Jim HaseloffView all speakers
Jim Haseloff is a plant biologist working at the University of Cambridge. His scientific interests are focused on the engineering of plant morphogenesis, using microscopy, molecular genetic, computational and synthetic biology techniques. (see www.haseloff-lab.org) He and his group have developed new approaches to RNA engineering, quantitative imaging and gene expression in plants, and promote the potential of Synthetic Biology as a tool to engineer new feedstocks for sustainable use. (see www.synbio.org.uk)
Synthetic Biology has great potential as a tool for the engineering of multicellular organisms. (1) The greatest diversity of cell types and biochemical specialisation is found in multicellular systems, (2) the molecular basis of cell fate determination is increasingly well understood, and (3) it is feasible to consider creating new tissues or organs with specialized biosynthetic or storage functions by remodelling the distribution of existing cell types. Of all multicellular systems, plants are the obvious first target for this type of approach. Plants possess indeterminate and modular body plans, have a wide spectrum of biosynthetic activities, can be genetically manipulated, and are widely used in crop systems for production of biomass, food, polymers, drugs and fuels.

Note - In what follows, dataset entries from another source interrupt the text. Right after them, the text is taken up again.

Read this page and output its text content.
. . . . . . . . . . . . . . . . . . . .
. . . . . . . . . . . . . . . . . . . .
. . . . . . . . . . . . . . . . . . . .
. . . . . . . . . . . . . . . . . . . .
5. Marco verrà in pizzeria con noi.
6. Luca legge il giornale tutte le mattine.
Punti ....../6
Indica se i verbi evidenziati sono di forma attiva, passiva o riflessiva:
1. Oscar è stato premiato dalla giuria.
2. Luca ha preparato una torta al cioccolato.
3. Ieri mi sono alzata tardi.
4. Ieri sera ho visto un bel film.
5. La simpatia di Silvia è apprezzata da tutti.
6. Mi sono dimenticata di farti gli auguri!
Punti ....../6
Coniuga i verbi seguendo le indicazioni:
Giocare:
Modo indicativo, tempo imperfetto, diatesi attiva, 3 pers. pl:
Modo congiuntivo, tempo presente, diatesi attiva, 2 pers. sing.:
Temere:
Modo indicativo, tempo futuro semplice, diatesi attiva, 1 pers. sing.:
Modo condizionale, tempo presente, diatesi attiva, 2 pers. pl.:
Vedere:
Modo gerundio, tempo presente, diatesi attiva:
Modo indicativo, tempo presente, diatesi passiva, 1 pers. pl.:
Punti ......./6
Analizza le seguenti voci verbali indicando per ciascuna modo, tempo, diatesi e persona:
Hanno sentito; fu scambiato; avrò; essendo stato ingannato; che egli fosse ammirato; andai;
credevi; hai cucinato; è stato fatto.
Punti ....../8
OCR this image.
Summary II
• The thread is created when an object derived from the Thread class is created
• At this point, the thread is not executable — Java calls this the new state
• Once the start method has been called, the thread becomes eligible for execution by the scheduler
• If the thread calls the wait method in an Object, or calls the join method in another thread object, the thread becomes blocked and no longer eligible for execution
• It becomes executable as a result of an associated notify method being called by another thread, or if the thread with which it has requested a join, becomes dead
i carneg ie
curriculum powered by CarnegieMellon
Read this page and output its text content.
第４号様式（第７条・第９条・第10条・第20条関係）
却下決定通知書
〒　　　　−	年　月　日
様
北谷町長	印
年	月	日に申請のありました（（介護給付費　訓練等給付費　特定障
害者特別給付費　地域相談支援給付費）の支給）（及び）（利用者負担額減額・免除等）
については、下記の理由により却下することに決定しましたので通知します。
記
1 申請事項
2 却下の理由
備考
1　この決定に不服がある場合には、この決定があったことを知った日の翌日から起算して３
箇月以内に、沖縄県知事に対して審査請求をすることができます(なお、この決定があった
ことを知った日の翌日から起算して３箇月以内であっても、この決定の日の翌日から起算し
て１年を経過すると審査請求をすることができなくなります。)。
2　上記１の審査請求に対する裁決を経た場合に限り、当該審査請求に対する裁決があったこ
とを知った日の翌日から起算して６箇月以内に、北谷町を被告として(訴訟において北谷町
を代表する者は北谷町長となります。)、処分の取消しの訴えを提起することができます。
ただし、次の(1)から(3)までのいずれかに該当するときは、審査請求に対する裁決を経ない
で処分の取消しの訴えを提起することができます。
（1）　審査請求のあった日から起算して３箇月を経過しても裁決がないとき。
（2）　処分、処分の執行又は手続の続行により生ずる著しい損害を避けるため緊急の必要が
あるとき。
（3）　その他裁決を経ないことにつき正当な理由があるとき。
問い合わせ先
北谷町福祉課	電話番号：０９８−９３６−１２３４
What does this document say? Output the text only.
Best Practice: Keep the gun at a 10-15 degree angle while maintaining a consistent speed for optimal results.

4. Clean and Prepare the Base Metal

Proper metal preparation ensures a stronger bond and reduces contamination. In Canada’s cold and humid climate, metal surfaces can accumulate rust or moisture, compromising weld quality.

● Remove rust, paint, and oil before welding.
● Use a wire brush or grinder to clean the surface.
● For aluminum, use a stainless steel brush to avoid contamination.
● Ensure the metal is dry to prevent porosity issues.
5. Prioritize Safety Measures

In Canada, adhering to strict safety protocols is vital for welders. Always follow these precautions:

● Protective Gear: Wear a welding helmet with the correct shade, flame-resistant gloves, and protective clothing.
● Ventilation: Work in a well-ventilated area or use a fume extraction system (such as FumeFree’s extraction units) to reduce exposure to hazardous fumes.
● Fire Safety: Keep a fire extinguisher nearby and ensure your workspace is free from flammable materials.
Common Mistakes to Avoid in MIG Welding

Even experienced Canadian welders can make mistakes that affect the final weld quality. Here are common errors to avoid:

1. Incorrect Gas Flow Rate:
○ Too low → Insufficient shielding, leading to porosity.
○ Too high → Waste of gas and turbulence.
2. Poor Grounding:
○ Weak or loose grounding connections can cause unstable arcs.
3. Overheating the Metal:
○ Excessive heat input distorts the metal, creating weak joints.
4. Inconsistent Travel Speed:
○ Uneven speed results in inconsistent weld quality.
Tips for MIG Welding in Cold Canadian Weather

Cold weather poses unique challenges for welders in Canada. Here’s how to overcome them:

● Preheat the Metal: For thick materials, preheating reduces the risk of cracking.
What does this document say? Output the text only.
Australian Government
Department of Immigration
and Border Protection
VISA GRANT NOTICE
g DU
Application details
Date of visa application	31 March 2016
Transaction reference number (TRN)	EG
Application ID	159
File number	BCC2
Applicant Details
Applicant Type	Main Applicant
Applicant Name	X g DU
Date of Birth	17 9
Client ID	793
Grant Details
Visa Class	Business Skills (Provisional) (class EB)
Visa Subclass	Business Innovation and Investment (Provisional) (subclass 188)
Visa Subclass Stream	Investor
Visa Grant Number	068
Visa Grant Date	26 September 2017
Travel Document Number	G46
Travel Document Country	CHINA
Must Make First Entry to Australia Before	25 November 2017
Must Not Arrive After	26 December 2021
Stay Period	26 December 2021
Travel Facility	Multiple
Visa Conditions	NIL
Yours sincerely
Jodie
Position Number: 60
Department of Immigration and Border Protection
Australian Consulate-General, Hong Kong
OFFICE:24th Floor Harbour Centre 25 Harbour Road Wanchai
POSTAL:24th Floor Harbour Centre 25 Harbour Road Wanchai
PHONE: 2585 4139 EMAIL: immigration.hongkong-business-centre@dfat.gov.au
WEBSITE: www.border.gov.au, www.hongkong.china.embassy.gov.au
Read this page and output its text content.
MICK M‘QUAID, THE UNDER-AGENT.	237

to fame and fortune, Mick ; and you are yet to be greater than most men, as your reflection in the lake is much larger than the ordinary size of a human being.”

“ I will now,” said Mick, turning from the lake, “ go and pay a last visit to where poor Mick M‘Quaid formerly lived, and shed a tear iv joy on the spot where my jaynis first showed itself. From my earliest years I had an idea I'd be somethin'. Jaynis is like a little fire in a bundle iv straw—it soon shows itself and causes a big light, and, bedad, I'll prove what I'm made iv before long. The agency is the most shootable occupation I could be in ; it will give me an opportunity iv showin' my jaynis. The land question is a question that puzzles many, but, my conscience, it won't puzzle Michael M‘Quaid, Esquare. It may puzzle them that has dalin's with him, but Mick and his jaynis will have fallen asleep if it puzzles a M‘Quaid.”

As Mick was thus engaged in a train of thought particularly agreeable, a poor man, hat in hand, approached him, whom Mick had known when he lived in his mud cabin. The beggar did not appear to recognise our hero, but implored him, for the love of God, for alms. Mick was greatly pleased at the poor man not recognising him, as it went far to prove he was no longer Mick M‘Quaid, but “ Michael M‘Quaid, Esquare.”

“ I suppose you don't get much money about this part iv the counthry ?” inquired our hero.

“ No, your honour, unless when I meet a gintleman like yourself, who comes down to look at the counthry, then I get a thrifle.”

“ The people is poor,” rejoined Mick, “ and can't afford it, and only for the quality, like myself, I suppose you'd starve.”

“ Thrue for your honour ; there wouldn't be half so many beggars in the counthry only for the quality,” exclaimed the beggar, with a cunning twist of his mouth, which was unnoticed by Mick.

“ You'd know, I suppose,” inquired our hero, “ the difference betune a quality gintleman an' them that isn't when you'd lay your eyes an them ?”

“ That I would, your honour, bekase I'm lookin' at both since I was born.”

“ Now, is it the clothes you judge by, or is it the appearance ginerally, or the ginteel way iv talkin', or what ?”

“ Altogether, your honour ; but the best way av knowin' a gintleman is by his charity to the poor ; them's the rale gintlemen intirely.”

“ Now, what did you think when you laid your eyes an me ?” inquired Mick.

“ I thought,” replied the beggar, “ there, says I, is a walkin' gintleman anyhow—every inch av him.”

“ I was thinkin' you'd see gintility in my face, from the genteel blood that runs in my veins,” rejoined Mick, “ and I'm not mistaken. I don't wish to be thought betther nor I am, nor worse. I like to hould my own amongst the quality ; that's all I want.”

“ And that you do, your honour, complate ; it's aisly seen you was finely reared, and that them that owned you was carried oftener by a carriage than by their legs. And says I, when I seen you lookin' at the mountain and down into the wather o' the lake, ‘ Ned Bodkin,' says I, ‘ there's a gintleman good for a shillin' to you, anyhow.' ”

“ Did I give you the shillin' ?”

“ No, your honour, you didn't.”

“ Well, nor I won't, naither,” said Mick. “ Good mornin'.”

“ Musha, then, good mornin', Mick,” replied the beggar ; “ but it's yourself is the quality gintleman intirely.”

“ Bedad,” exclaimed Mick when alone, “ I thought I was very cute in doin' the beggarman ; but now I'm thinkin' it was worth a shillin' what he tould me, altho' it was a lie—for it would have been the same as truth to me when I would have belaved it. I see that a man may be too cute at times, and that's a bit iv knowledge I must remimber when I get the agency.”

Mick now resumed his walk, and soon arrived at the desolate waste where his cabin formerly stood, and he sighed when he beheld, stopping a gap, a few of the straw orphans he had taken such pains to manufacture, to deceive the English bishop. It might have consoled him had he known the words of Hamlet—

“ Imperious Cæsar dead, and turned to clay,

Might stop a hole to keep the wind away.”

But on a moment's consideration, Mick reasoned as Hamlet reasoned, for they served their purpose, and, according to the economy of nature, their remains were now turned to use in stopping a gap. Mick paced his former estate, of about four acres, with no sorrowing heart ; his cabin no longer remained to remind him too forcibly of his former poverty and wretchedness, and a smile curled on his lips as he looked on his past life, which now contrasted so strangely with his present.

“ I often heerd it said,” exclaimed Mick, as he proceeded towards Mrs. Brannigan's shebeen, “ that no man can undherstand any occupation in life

Current GM crops generally possess new traits conferred by single genes, and expression results in the production of a new metabolic or regulatory activity within the context of normal development. However, cultivated plant varieties often have enlarged flowers, fruit organs or seed, and are morphologically very different from their wild-type ancestors. The next generation of transgenic crops will contain small gene networks that confer self-organizing properties, with the ability to reshape patterns of plant metabolism and growth, and the prospect of producing neomorphic structures suited to bio production.
We have developed a battery of computational, imaging and genetic tools to allow clear visualisation of individual cells inside living plant tissues and have the means to reprogram them. These techniques are well suited to study of simple experimental systems such as the lower plant Marchantia polymorpha and surrogate microbial populations. These types of simple systems are becoming increasingly important to explore the next generation of genetic circuits with self-organising properties.